May 15 (Bloomberg) -- Cermaq ASA, a Norwegian fish-food maker, fell the most in almost 10 months after the government, its largest shareholder, signaled it won’t support a takeover bid from Marine Harvest ASA.
Shares in the Oslo-based company fell as much as 4.6 percent, the most since July 20, and were down 1.9 percent at 102.5 krone as of 3:39 p.m. in the Norwegian capital. A close at that price will be the lowest since Marine Harvest ASA offered 105 krone a share on April 30. More than 280,000 shares had traded, about 115 percent of the three-month daily average.

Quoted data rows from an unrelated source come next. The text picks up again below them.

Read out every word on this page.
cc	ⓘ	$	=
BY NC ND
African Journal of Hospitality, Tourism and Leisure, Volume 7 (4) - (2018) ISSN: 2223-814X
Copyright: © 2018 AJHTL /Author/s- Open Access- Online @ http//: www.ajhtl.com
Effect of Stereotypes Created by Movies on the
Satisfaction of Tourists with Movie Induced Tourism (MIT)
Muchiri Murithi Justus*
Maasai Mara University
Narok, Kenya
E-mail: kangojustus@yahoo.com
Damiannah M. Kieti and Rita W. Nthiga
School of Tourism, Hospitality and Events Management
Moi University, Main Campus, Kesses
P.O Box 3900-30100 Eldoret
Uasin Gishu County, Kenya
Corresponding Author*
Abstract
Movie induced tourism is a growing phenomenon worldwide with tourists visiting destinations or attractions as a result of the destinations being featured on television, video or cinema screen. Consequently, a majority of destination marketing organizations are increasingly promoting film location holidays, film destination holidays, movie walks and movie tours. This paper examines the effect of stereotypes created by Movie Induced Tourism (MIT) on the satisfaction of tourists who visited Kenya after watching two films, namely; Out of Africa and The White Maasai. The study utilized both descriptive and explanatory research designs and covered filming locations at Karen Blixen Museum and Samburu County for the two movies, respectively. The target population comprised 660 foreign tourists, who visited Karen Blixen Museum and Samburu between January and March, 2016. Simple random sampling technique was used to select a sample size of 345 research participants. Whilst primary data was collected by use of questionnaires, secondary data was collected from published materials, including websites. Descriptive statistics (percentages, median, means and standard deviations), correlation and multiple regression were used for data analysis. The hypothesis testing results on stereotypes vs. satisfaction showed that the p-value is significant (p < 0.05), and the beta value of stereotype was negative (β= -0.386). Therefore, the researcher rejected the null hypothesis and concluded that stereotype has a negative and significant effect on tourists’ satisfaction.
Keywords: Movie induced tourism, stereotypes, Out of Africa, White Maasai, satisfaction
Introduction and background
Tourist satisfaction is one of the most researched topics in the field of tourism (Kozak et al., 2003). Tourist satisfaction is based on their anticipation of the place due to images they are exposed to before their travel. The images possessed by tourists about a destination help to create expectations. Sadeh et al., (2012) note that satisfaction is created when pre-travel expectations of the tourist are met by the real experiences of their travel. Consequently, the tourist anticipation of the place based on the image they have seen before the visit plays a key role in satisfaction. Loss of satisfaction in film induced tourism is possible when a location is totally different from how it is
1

The government, which holds 43.5 percent, yesterday announced it would support Cermaq’s proposed acquisition of Copeinca ASA. Marine Harvest on April 30 offered 104 kroner a share for Cermaq, excluding a 1 krone dividend. The offer, which is conditional on Cermaq not going through with a proposed 3.49 billion kroner takeover of Copeinca, is “inadequate” and undervalues the company, Cermaq has said.

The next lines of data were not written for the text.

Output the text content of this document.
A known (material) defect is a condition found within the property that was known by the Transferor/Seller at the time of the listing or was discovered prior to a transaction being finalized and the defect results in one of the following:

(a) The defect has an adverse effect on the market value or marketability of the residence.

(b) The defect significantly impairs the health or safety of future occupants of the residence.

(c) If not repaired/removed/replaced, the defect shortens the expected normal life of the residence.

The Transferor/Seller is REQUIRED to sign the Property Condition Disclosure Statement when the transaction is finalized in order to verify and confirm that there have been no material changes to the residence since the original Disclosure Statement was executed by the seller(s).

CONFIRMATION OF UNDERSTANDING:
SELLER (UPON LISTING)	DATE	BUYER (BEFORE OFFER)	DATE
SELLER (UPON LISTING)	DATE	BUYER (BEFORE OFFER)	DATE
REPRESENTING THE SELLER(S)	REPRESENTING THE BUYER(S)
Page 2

The acquisition of Copeinca is “the right way to go,” Industry Minister Trond Giske said in an interview today in Harstad, in northern Norway. “It creates a stronger company, and we think there’s great value in this transaction.”
Marine Harvest also today announced it would waive a condition for the government to sell its stake and said it would seek approval of only 33 percent. If the Copeinca takeover is approved at a Cermaq general assembly on May 21, Marine Harvest said it would then sell any shares it has acquired.

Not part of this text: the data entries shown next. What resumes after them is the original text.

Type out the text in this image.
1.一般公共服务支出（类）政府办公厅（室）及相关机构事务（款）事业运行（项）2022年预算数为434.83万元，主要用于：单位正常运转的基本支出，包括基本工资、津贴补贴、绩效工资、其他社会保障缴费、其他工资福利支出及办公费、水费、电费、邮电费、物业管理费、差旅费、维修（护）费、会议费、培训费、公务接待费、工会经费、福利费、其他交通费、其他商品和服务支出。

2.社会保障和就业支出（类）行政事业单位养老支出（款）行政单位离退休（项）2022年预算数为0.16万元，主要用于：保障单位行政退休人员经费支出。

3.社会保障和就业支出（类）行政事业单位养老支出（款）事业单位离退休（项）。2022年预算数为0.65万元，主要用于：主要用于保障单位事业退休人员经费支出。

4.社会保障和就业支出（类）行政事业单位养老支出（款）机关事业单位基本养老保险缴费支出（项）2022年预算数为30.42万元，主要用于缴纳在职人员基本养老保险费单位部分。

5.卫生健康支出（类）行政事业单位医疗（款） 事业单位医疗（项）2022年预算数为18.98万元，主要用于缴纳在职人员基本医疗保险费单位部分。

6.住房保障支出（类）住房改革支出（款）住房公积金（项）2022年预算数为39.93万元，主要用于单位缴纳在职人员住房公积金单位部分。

“Marine Harvest hasn’t raised the bid yet and it’s starting to get late now,” Geir Kristiansen, an analyst at Sparebank 1 Markets AS, said by phone. “So the market doesn’t really believe they will raise the bid and then this bid will fall, at least for now.”
Giske said that since Cermaq is a commercial investment the government would consider a higher bid, should one be made.
“It’s the value creation in the company and the long-term results that will determine our strategy,” he said. “We consider all options for Cermaq in a responsible way. But as you know, the Norwegian government isn’t short of cash and we’re not in a hurry. We think there’s a strong long-term value in Cermaq.”